The Orbeon Forms XForms engine proposes out of the box a set of controls, including input fields, radio buttons, etc. Those are typically implemented natively within the XForms engine.

Beyond the basic set of controls, there is an obvious need for creating new reusable controls. It would be difficult to modify the XForms engine itself each time a new control is needed. Orbeon Forms therefore supports a complete framework inspired by the XBL 2 specification to address this need.

NOTE: The XBL 2 specification is no longer under development at W3C, but as of 2015 Web Components embody most of the ideas of XBL 2, including custom elements, the shadow DOM, and strong encapsulation.

Use cases

You can use components to implement:

  • Controls for datatypes which have a native implementation, but where a custom appearance is required

    • Example: A custom control for entering a date with dropdown menus rather than a date picker

  • Controls for datatypes which do not have a native implementation

    • Example: A control to capture the xs:duration type

  • Controls which do not have a standard XML type

    • Example: A phone number control

  • Controls which wrap existing controls

  • Higher-level components

  • Components which implement a completely new control based on a JavaScript library

This is not an exhaustive list. Your imagination is the limit!

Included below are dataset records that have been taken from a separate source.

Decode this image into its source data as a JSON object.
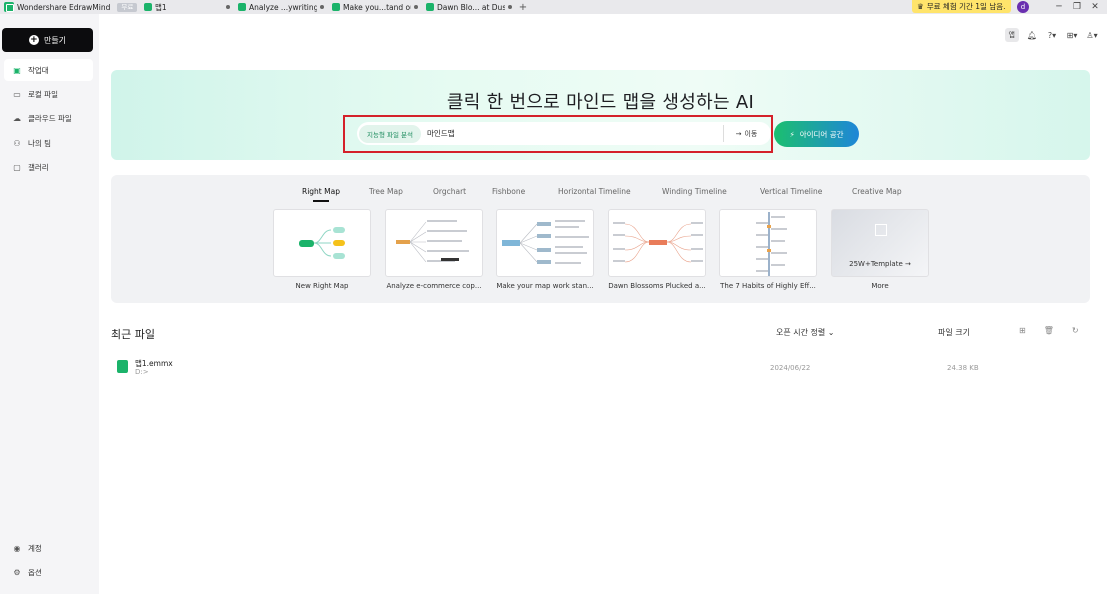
{
  "app": {
    "name": "Wondershare EdrawMind",
    "badge": "무료"
  },
  "tabs": [
    {
      "label": "맵1"
    },
    {
      "label": "Analyze ...ywriting"
    },
    {
      "label": "Make you...tand out"
    },
    {
      "label": "Dawn Blo... at Dusk"
    }
  ],
  "trial": {
    "text": "무료 체험 기간 1일 남음."
  },
  "user": {
    "initial": "d"
  },
  "window": {
    "minimize": "─",
    "restore": "❐",
    "close": "✕"
  },
  "sidebar": {
    "create_label": "만들기",
    "items": [
      {
        "label": "작업대"
      },
      {
        "label": "로컬 파일"
      },
      {
        "label": "클라우드 파일"
      },
      {
        "label": "나의 팀"
      },
      {
        "label": "갤러리"
      }
    ],
    "account": "계정",
    "options": "옵션"
  },
  "topbar": {
    "app_label": "앱"
  },
  "hero": {
    "title": "클릭 한 번으로 마인드 맵을 생성하는 AI",
    "chip": "지능형 파일 분석",
    "input_value": "마인드맵",
    "go_label": "이동",
    "idea_label": "아이디어 공간"
  },
  "templates": {
    "tabs": [
      "Right Map",
      "Tree Map",
      "Orgchart",
      "Fishbone",
      "Horizontal Timeline",
      "Winding Timeline",
      "Vertical Timeline",
      "Creative Map"
    ],
    "active_tab": "Right Map",
    "cards": [
      {
        "label": "New Right Map"
      },
      {
        "label": "Analyze e-commerce cop..."
      },
      {
        "label": "Make your map work stan..."
      },
      {
        "label": "Dawn Blossoms Plucked a..."
      },
      {
        "label": "The 7 Habits of Highly Eff..."
      },
      {
        "label": "More",
        "overlay": "25W+Template"
      }
    ]
  },
  "recent": {
    "title": "최근 파일",
    "sort_label": "오픈 시간 정렬",
    "size_label": "파일 크기",
    "files": [
      {
        "name": "맵1.emmx",
        "path": "D:>",
        "date": "2024/06/22",
        "size": "24.38 KB"
      }
    ]
  },
  "colors": {
    "accent": "#1bb36a",
    "highlight_border": "#d4212a",
    "trial": "#ffe46b"
  }
}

You might want to also check the components provided out of the box by Orbeon Forms.


  • Component or custom control: a piece of software which provides reusable behavior and presentation.

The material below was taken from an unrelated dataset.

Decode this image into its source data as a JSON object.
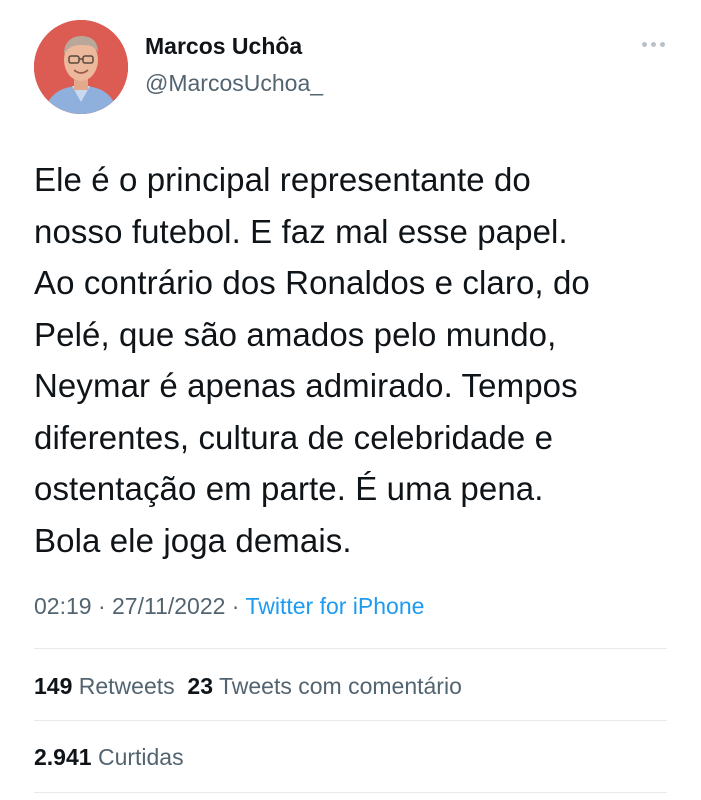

  • Component instance: a particular use of a component within an XForms document. A component might have multiple instances in a given page.

    • NOTE: This should not be confused with XForms instances.

  • Component implementation: the code which constitutes the inner workings of a particular component.

  • Component author: the person who writes a component.

  • Component user: the person who uses a component.

    • In general, writing a component will be harder than using one.

    • Obviously the user can be the same as the author!